La Machine de Turing di Benoit Solès

Scritto da  Lunedì, 21 Ottobre 2019 

Il matematico britannico Alan Turing precursore dell’Intelligenza Artificiale, discriminato sessualmente nell’Inghilterra degli Anni Cinquanta del Novecento, è al centro di un lavoro teatrale che ripropone alcune tematiche di grande interesse nella società attuale: la riflessione sull’Intelligenza artificiale, la discriminazione delle minoranze, in questo caso per l’inclinazione sessuale.

 

Il testo teatrale di Benoit Solès La Machine de Turing è stato portato in scena da Tristan Petitgirard, accolto con un’ovazione al festival di Avignone nel 2018, al Teatro Michel a Parigi sarà in scena da novembre. Si tratta di un lavoro ironico, graffiante, sottile che racconta il dramma di Alan Turing, celebre matematico che ha realizzato una macchina di calcolo, poi ritenuta il primo computer. E’ una storia di grande attualità, un omaggio collettivo a un rappresentante involontario di una minoranza sessuale. Alan Turing, nato nel 1912 e suicidatosi nel 1954, ha sviluppato il suo lavoro tra il 1936 e il 1952 ed ha contribuito con le sue ricerche alla vittoria degli Alleati, bistrattato e disconosciuto per la sua inclinazione sessuale.
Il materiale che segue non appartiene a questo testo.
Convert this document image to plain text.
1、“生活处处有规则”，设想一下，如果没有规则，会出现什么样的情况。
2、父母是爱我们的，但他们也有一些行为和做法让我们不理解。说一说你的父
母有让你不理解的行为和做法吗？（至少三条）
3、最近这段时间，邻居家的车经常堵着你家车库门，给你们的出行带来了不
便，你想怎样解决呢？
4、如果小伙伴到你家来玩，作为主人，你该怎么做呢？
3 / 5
Il dramma teatrale racconta una storia di creatività originale perché troppo spesso la matematica viene ritenuta una disciplina arida e poco fantasiosa; come anche una storia di grande solitudine di un uomo per il quale gli unici amici erano le cifre.
Solès – commediografo e drammaturgo francese nato il 5 settembre 1972 ad Agen – è il primo artista a vedersi a vedersi conferire congiuntamente il Molière come autore e come interprete per la sua pièce La Machine de Turing nel 2019 e la sua interpretazione d'Alan Turing, personaggio principale dello spettacolo.
Petit Girard, classe 1976, è un commediografo e regista francese, uscito da una famiglia di musicisti, ha ricoperto circa 150 ruoli e ha ricevuto il Molière del teatro privato e il Molière per il regista di uno spettacolo di teatro privato.
«Di tutte le cose immateriali, il silenzio è una delle più pesanti da portar. E giustamente, la mia vita è riempita di segreti…».
All’indomani della Seconda Guerra Mondiale, il matematico e criptologo britannico a disinnescato la macchina Enigma e non era ancora così famoso quando nel 1952 viene derubato nel suo domicilio. Depone così una denuncia –l’inizio dell’azione teatrale – al commissariato di Manchester, dove il sergente incaricato dell’inchiesta Ross s’interessa meno all’argenteria derubata a casa del professore che al suo strano passato. Poco a poco, con un crescendo impercettibile, di grande finezza, si svolge il filo della vita d’Alan Turing, dal suo amore precoce per le cifre al suo ruolo cruciale nella decodificazione di Enigma, la macchina utilizzata dal servizio informativo dell’esercito tedesco, come alla sua omosessualità giudicata duramente dalla società sua contemporanea. In Inghilterra l’omosessualità è stata depenalizzata solo nel 1967 e solo nel 2016 la cosiddetta Legge Turing ha sollevato da ogni accusa le persone omosessuali. Il testo, breve e di grande sintesi, è molto denso e ricco di spunti come ad esempio in merito alla riflessione sull’Intelligenza artificiale, di grande attualità. A questo proposito Turing si interroga se il diritto di pensare sia riservato solo alle persone o anche alle macchine.